By Tomo Uetake and Hideyuki Sano

Principal Global Investors has upgraded its view on the U.S. economy and equities as it sees higher growth because of likely tax cuts and increased fiscal spending from the incoming U.S. administration, its chief executive officer said on Friday.


But Jim McCaughan told Reuters in an interview the U.S. economy could be near full capacity utilisation, suggesting a risk of inflation and higher borrowing costs, which could eventually lead to a mild recession.


McCaughan said U.S. shares looked attractive because of an improving growth outlook, noting that his firm raised its projection for U.S. growth next year to about 3.5 percent from 2.5 percent, after the Nov. 8 election.


The Federal Reserve was likely to be more aggressive in raising rates, he said, adding that his firm expected at least two to three rate increases, possibly four, next year, compared with two it saw before the elections.


"The U.S. is a very attractive destination for investment right now. And for the next 12 months, I think the U.S. will be the most attractive," he said.


But the New York-based chief executive said President-elect Donald Trump's stimulus efforts could overheat an economy that may be near full capacity.

U.S. unemployment fell to a nine-year low of 4.6 percent in November.

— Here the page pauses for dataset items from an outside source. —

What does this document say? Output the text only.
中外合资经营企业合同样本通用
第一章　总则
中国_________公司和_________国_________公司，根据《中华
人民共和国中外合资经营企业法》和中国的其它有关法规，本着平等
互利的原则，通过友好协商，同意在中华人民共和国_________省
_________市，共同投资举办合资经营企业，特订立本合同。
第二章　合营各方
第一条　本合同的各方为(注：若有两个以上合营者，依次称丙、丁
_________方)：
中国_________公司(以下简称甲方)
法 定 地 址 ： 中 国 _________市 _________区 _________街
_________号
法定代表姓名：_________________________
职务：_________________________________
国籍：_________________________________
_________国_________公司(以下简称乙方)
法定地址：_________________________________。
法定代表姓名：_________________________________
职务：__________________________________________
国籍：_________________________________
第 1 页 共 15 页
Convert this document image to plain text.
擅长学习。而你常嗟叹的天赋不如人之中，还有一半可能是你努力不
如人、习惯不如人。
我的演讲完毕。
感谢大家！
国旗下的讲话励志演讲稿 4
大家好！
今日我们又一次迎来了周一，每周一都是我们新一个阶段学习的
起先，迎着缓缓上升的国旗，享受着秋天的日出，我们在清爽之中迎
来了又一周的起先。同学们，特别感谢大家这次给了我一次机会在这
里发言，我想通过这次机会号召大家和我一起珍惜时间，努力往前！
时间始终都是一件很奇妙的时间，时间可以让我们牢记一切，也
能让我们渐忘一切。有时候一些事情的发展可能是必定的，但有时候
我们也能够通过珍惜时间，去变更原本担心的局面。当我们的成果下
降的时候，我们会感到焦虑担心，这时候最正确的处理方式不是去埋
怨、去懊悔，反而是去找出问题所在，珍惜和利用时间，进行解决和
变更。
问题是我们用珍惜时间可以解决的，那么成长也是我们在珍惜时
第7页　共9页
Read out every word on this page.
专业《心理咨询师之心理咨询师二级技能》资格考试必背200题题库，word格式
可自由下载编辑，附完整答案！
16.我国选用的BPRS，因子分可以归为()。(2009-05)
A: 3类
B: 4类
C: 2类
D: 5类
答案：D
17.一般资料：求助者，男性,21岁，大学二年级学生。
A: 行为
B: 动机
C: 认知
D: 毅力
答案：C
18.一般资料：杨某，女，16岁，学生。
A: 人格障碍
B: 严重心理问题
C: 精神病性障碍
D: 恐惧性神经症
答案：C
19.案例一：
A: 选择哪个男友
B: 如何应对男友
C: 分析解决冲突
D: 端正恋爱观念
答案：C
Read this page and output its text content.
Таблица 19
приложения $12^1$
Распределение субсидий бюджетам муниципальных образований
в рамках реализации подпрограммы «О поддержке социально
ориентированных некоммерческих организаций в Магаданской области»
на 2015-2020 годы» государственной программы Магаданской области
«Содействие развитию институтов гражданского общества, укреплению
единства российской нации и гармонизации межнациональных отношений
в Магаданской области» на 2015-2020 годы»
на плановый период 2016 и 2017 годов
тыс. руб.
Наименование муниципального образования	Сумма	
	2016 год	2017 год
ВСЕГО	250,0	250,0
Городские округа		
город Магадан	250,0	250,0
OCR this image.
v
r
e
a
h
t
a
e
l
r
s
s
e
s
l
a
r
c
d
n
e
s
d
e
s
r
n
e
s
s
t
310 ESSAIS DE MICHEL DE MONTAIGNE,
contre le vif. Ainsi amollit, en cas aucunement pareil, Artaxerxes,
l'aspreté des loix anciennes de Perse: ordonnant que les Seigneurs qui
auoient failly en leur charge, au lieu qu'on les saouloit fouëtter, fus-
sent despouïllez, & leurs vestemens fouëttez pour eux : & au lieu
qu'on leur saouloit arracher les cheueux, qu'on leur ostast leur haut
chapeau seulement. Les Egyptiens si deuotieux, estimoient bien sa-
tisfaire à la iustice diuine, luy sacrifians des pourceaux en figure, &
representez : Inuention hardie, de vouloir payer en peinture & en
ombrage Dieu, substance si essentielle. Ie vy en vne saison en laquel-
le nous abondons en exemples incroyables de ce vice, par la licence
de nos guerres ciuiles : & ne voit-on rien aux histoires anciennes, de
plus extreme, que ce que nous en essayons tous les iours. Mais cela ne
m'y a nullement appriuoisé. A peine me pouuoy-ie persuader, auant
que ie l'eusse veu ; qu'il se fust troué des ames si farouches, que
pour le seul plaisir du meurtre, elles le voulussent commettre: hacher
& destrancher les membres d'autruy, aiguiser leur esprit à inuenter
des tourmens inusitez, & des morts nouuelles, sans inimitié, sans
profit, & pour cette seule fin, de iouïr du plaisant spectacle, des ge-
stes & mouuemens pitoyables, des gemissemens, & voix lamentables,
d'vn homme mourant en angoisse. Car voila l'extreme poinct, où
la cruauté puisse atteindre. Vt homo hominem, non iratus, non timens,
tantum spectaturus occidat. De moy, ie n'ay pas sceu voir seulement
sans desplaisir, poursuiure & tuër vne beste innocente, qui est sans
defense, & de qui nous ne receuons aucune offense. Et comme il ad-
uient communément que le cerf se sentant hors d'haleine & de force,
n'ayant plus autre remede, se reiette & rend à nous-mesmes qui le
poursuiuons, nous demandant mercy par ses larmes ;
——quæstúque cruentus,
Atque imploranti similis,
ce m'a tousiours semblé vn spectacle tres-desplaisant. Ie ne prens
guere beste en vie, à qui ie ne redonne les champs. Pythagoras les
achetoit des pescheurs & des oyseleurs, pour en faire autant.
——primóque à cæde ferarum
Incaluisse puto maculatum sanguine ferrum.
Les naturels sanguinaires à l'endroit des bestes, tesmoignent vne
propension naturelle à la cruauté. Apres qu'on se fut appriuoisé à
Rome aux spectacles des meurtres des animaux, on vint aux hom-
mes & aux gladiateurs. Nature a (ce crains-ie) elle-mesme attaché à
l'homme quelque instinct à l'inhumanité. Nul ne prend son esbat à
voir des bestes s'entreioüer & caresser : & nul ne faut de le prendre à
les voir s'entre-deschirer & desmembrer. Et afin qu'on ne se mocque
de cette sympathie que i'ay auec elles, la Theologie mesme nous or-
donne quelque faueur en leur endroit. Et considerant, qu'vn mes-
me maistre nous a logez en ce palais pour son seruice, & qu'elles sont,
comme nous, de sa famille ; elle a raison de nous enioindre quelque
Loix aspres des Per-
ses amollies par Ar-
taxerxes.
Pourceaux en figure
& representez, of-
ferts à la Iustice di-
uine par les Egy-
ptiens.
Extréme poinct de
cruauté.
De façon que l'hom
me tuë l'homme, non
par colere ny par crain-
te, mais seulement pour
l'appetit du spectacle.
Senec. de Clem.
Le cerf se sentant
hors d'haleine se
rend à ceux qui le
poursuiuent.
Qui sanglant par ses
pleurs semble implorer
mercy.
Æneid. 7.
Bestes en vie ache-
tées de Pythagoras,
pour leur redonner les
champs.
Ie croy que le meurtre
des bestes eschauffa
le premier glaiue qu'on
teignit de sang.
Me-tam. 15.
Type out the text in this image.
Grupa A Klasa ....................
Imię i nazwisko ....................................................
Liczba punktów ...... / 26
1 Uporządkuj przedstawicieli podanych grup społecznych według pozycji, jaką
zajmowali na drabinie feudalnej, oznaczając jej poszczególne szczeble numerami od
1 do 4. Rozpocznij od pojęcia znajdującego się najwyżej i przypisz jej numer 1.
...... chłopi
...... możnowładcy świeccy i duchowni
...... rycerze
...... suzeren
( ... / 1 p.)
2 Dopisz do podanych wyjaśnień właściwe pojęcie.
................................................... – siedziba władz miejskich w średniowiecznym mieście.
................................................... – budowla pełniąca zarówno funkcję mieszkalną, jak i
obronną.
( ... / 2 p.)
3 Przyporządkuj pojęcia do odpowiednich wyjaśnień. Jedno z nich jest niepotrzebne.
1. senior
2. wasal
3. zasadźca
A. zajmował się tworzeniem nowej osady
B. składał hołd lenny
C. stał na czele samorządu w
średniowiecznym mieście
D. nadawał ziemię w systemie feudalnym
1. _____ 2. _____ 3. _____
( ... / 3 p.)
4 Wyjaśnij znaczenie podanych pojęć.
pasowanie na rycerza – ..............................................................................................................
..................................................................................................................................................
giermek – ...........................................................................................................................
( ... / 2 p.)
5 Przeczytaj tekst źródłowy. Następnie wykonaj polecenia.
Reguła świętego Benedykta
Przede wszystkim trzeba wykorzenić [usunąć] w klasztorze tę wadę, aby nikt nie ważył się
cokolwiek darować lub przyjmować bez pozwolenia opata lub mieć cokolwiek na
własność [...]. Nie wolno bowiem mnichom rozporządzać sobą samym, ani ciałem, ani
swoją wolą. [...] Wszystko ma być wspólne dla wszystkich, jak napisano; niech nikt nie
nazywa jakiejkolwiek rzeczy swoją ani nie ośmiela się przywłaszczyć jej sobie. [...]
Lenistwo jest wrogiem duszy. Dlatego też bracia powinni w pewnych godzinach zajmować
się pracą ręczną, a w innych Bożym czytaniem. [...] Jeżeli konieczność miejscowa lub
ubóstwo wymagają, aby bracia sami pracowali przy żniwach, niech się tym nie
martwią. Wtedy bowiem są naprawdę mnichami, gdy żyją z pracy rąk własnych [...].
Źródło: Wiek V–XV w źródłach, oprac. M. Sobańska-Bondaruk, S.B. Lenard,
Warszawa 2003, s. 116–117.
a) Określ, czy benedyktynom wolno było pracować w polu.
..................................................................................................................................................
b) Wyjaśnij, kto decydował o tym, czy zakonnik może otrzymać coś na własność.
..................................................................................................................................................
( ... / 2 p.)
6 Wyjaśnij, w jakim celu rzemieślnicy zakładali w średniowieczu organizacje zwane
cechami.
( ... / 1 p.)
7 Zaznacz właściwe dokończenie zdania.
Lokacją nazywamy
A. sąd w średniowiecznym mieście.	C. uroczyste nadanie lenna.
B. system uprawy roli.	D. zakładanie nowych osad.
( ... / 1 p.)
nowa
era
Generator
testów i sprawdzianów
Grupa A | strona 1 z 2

"The big question will be what happens after those stimuli, does it continue to work in 2018 and that's out there as a question mark," he said.

McCaughan said the next recession would probably occur within 18 months to four years but it would be milder than the downturn that followed the 2008 financial crisis.

Principal liked small- and mid-cap U.S. shares more than global companies which could be hit by trouble outside the United States, he said, citing the European banking sector and credit issues in emerging economies as risks.

The firm had become cautious on European shares because of mounting political risk, such as a so-called hard Brexit for Britain as it leaves the European Union, or a rise in anti-euro sentiment in the euro zone.

"A 'hard Brexit' would be bad for both Britain and the euro zone because trade is quite important for both of them. And I think, unfortunately, it's looking more and more likely."

In addition, elections in four of the euro zone's five biggest economies next year were likely to see a boost for anti-euro political parties, he said.

McCaughan said he expected the euro to head to parity against the dollar, and the yen to soften to 125 to the dollar within the next 12 to 15 months as the dollar rises on the strength of the U.S. economy.

Principal Global Investors is headquartered in Des Moines, Iowa, and had $420 billion in assets under management as of Sept. 30.